There’s pressure from the IMF, certainly,” George Katrougalos, the Greek alternative foreign minister for EU affairs, told CNBC over the phone on Friday.
Katrougalos told CNBC that at the moment most of the pressure comes from the International Monetary Fund (IMF) and not from the European creditors. This could be the case because the IMF is itself under pressure to decide on whether or not it will be part of the Greek bailout program. The IMF wasn’t immediately available for comment when contacted by CNBC.
Greece is currently on a third bailout program worth 86 billion euros ($92 billion). The current impasse between Greece, the EU and the IMF sent the country’s two-year bond yields rising to around 10.09 percent on Thursday, their highest level since June last year.
The institution led by Christine Lagarde has decided not to join the third financial rescue for Greece until there’s evidence that Greek debt will be made sustainable. The latest bailout program, which began in 2015, has a year-and-a-half still to go.
For some countries, such as Germany, the Netherlands and Finland, the IMF’s participation in the program is essential.
“It’s not so much about the funds, the Europeans have enough money to lend to Greece,” an official close to the bailout talks, who asked to remain anonymous due to the sensitivity of negotiations, told CNBC earlier this week, adding that the issue is more of credibility.

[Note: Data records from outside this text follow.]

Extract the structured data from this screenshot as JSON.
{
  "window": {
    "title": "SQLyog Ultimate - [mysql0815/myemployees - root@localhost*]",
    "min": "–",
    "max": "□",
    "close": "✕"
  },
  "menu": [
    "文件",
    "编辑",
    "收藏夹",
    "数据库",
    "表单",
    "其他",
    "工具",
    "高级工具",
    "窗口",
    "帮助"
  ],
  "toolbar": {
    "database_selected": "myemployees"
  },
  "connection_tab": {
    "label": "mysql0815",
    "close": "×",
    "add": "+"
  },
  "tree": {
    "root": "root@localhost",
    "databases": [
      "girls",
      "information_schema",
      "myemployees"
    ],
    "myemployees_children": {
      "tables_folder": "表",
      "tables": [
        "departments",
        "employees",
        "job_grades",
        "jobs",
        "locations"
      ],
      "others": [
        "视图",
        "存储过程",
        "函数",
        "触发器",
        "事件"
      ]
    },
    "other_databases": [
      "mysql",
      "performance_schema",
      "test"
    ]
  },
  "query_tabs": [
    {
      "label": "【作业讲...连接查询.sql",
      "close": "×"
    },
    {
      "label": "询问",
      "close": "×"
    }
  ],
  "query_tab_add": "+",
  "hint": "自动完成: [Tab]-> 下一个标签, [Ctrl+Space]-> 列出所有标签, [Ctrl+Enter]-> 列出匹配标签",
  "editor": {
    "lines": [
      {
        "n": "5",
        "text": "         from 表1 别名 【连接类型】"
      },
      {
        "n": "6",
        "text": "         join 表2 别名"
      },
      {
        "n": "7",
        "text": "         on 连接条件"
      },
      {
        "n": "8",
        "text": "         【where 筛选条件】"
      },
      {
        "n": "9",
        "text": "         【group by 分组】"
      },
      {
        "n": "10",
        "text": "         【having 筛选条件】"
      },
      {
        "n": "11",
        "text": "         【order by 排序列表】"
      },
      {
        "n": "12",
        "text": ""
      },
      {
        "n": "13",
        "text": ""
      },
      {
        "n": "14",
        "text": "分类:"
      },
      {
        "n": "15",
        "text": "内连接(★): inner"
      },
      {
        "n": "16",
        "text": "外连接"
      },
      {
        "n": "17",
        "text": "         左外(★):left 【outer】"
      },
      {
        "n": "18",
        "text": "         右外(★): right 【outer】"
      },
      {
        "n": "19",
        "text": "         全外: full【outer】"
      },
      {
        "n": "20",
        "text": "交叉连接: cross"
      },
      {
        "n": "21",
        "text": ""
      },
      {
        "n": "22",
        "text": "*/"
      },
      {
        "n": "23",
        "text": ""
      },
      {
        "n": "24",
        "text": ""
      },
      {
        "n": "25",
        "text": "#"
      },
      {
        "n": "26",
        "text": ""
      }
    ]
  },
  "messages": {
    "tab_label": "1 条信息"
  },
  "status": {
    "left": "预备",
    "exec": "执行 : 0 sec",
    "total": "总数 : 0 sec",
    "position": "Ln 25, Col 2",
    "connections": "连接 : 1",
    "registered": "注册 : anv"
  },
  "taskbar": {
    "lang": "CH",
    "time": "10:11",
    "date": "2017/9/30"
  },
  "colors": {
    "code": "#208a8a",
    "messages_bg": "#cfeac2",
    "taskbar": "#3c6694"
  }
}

According to Katrougalos, the IMF is currently questioning both the Greek and the European fiscal estimates and wants to revisit questions that have already been fixed, including reforms on pensions.
“It’s necessary to have some debt relief,” Katrougalos said, “because we want to enter the QE (quantitative easing) of (ECB President Mario) Draghi.”
Being eligible to be part of the European Central Bank’s QE program would “help the momentum that we have,” the minister said, referring to the recent data showing that Greece returned to economic growth in 2016. At the moment, the ECB cannot purchase Greek bonds because they do not have an investment grade rating.
According to the latest IMF report, Greece should grow 2.7 percent in 2017, after growing 0.4 percent last year.
Katrougalos told CNBC that “there are ongoing efforts to reach a deal next week.” If indeed European creditors recognize next week that Greece has completed all the agreed measures for the second bailout review, then this would pave the way for new disbursements.
With fresh funds, Greece should be in a condition to meet deadline payments next summer and avoid a financial collapse. However, the Greek debt issue and the IMF’s participation are yet to be solved.